After changing domain name where flash application being hosted I should change crossdomain.xml file. That crossdomain.xml is hosted on api-server, which is used by flash application. I see that flash uses crossdomain.xml from browser's cache. Is there any trick to make flash to not get crossdomain.xml from cache? Maybe there is any parameter, that I can pass to flash during it's call in object tag?
Annoying issue - no doubt.
First of all: I like Caching - as long as I'm in control. This is, how I gain control over crossdomain.xml caching:
Let's say, we have a flash app that requires some input from a different server.
In my case we have this configured as a flashvar dataSrc=http://www.company.com/data/calendar.xml
So flash is looking for
www.company.com/crossdomain.xml
... which is loaded once and than taken from users browser cache until he manually flushes it.
The solution is in changing the subdomain the crossdomain.xml ist taken from:
Make sure, that for example(!) noCache.company.com/ points to company.com's documentRoot.
Flashvar is modified to dataSrc=http://noCache.company.com/data/calendar.xml
. In fact, you're addressing the same file as before.
Flash is looking for noCache.company.com/crossdomain.xml
which will be taken from the Server now because there is no cached file for that uri.
It's up to your fantasy... if you allow subdomains like noCache_{numeric_value}, you could easily handle your own TTL by accessing http://noCache_{week_of_year}.company.com/data/calendar.xml ...
You can as well increment that numeric value each time crossdomain.xml has changed.

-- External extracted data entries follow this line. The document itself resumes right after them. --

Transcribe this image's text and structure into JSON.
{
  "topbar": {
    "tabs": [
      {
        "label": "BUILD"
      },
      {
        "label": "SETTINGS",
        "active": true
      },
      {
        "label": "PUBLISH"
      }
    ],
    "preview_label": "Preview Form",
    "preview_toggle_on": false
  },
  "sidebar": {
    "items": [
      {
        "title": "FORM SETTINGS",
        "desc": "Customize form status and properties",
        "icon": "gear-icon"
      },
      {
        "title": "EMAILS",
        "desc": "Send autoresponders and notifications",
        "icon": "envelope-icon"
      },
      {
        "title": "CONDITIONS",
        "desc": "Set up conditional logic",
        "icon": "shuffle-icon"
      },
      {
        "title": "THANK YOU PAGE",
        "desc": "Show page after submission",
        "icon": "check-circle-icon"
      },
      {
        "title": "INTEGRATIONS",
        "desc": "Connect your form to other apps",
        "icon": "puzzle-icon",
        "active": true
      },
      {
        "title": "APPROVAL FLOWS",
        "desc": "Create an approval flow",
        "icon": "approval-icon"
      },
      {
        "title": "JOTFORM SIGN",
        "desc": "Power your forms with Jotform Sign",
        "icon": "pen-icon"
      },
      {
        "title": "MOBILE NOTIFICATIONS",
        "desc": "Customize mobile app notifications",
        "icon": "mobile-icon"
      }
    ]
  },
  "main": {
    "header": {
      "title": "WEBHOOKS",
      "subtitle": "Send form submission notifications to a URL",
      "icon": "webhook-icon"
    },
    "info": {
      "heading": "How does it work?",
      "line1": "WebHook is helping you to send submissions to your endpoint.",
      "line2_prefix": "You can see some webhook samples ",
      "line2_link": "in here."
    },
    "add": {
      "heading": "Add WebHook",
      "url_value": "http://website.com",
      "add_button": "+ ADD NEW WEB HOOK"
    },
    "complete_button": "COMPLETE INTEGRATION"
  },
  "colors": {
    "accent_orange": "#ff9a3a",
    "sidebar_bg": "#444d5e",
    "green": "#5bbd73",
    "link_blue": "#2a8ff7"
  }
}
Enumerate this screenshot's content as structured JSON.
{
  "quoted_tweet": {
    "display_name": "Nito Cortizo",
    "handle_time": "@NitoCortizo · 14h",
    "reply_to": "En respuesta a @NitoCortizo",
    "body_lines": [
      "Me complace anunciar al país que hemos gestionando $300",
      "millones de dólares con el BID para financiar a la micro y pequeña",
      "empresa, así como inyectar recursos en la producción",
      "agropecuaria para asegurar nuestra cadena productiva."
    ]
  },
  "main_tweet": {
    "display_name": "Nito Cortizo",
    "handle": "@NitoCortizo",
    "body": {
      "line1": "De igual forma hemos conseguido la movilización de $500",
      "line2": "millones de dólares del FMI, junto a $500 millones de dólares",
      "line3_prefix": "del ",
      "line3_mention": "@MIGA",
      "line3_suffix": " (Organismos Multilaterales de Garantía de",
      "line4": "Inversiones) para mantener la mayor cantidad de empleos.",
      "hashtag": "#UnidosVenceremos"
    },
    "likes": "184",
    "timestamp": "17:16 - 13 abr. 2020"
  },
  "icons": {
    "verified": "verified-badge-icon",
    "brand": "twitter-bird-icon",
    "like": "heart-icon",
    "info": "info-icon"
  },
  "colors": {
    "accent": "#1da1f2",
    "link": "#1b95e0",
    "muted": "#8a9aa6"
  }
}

Use following apache directives to specify caching policy for the file:
<Directory /var/www/mysite>
<FilesMatch "crossdomain.xml">
Header set Cache-Control "max-age=86400, public, must-revalidate"
</FilesMatch>
</Directory>
I append random numbers to the end of xml files if I don't want them to cache eg. var myXMLURL:String = "myXML.xml?r=" + Math.random()*1000;
The browser sees it as a different file eg. myXML.xml?r=645 / myXML.xml?r=239
I'm not sure if this would work with crossdomain.xml files, but it should be worth a quick try.
crossdomain.xml
is called by internal mechanisms of Flash. If you know how to influence on this request, and add to it parameters, please share. –
Mineralogy I would forced reload (F5 or CTRL/CMD-F5) the crossdomain.xml file directly in the browser until I see it changes. Just type in the crossdomain file's URL in the browser and keep on refreshing. Also I would clean the browser cache.
You should try Firefox and firebug which shows you whether the downloaded files are cached or not.